Electronic – ADC anti-aliasing filter

adcaliasingfilter

I bought a 16bit, 250kSPS AD7689 ADC. The circuit I am designing will amplify voltage (from 300uV up to 300mV) across a current-sense resistor (by 13x) to match 4.096V reference and feed this into an ADC. Measured voltage will either be DC or <1kHz square wave.

Do I need an anti-aliasing filter before ADC even tho I am just interested in "static DC voltage" (I am not interested in transient voltage)? If so, what should the cut-off frequency be (higher than 1kHz because of odd harmonics?)? Also what filter order should I use? 1st order seems enough to me, as 1kHz is way below half of Nyquist frequency.

Best Answer

You need to make sure that noise from aliasing is low enough one way or another.
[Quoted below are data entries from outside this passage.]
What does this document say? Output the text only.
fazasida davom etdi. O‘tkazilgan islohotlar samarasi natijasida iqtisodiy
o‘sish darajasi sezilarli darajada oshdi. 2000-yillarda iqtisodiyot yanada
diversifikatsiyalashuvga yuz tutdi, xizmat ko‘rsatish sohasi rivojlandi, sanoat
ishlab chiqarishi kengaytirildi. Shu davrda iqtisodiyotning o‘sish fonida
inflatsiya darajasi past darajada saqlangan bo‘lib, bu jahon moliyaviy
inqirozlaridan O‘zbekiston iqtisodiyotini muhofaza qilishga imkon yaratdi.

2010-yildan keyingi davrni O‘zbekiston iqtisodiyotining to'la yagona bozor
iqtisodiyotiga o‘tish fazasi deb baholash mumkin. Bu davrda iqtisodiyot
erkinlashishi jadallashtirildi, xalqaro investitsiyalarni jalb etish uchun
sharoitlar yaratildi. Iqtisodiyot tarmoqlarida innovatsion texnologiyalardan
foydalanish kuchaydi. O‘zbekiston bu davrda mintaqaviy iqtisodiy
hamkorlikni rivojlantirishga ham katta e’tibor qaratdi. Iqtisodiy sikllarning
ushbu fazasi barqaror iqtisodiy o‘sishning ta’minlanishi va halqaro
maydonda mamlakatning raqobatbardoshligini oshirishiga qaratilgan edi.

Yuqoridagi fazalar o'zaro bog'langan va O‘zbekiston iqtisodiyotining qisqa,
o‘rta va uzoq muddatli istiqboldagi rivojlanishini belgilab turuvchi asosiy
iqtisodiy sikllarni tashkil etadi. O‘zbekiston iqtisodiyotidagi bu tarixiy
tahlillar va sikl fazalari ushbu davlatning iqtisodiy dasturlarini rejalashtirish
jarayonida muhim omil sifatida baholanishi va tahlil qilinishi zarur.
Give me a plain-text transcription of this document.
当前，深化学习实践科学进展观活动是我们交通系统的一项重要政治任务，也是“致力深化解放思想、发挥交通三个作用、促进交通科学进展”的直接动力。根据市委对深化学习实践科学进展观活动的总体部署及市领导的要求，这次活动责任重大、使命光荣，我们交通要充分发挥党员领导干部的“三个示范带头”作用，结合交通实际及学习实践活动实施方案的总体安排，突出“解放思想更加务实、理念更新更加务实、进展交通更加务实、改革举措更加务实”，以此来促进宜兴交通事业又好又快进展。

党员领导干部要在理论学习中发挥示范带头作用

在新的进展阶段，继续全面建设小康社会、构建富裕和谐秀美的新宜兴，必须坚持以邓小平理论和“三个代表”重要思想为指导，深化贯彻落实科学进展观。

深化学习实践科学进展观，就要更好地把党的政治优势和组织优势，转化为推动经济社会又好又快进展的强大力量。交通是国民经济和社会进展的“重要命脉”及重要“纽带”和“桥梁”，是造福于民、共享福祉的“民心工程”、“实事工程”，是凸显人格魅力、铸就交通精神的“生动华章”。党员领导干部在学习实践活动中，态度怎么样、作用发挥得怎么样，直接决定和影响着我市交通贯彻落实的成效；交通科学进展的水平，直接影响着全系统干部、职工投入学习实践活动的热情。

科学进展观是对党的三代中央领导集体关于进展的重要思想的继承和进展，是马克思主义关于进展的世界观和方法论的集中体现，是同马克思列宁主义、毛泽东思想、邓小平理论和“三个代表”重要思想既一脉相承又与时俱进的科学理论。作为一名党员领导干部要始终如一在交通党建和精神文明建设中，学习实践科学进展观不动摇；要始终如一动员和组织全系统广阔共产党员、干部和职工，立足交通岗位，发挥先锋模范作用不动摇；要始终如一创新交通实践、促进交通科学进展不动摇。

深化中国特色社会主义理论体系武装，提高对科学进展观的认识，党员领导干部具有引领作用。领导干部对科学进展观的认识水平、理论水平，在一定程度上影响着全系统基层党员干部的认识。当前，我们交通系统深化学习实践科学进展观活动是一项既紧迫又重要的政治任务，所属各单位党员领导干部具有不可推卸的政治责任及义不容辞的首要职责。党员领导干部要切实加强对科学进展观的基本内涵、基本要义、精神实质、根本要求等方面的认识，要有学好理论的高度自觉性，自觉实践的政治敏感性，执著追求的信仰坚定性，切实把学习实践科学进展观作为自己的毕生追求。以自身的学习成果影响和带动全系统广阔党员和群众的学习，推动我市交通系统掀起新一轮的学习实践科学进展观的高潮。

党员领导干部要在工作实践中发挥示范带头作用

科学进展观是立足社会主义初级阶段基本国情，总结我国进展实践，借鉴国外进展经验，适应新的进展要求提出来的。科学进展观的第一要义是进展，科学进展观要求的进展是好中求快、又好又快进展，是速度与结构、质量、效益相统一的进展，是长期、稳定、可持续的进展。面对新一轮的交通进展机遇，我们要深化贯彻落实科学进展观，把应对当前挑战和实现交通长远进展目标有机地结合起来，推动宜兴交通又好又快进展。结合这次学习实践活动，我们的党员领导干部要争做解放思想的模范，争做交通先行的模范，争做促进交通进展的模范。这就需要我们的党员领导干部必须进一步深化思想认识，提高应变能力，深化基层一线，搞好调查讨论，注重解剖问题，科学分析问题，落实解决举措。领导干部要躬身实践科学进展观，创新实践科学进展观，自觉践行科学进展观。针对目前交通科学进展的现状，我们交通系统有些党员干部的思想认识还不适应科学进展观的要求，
You mention the signal being 1 kHz square wave, but then say you are only interested in "static DC voltage". Those together make no sense. I'll assume you want to measure the top and bottom levels of this square wave.

The first thing to do is decide how fast you can sample. Aliasing problems reduce with higher sample rate. You say the A/D can do 250 kHz sample rate, but you haven't said if the system it is connected to can do that. In any case, that is way more than you need.

Try two poles of ordinary R,C filtering at maybe 10 kHz or so. If you sample at 250 kHz, then the only signals above 125 kHz will cause aliasing. Those will be attenuated by about 12.52 = 156.

Only you can answer how much frequency content there will be above 125 kHz, and whether attenuating that by 156 (44 dB) is good enough. From your description, I'm guessing it is. If you're not sure, throw another pole at 10 kHz or so at it.

In general, you want to do only enough filtering in analog to reduce aliasing noise to acceptable levels. If you want to find some "average" or whatever, do that digitally after sampling. Digital filters don't suffer from inaccuracies due to part variations, temperature, or non-linear behavior of parts.

For the digital filter, you have to decide what settling time you want. Filter the sample stream so that a step still settles to within your maximum allowed time to within your maximum allowed error.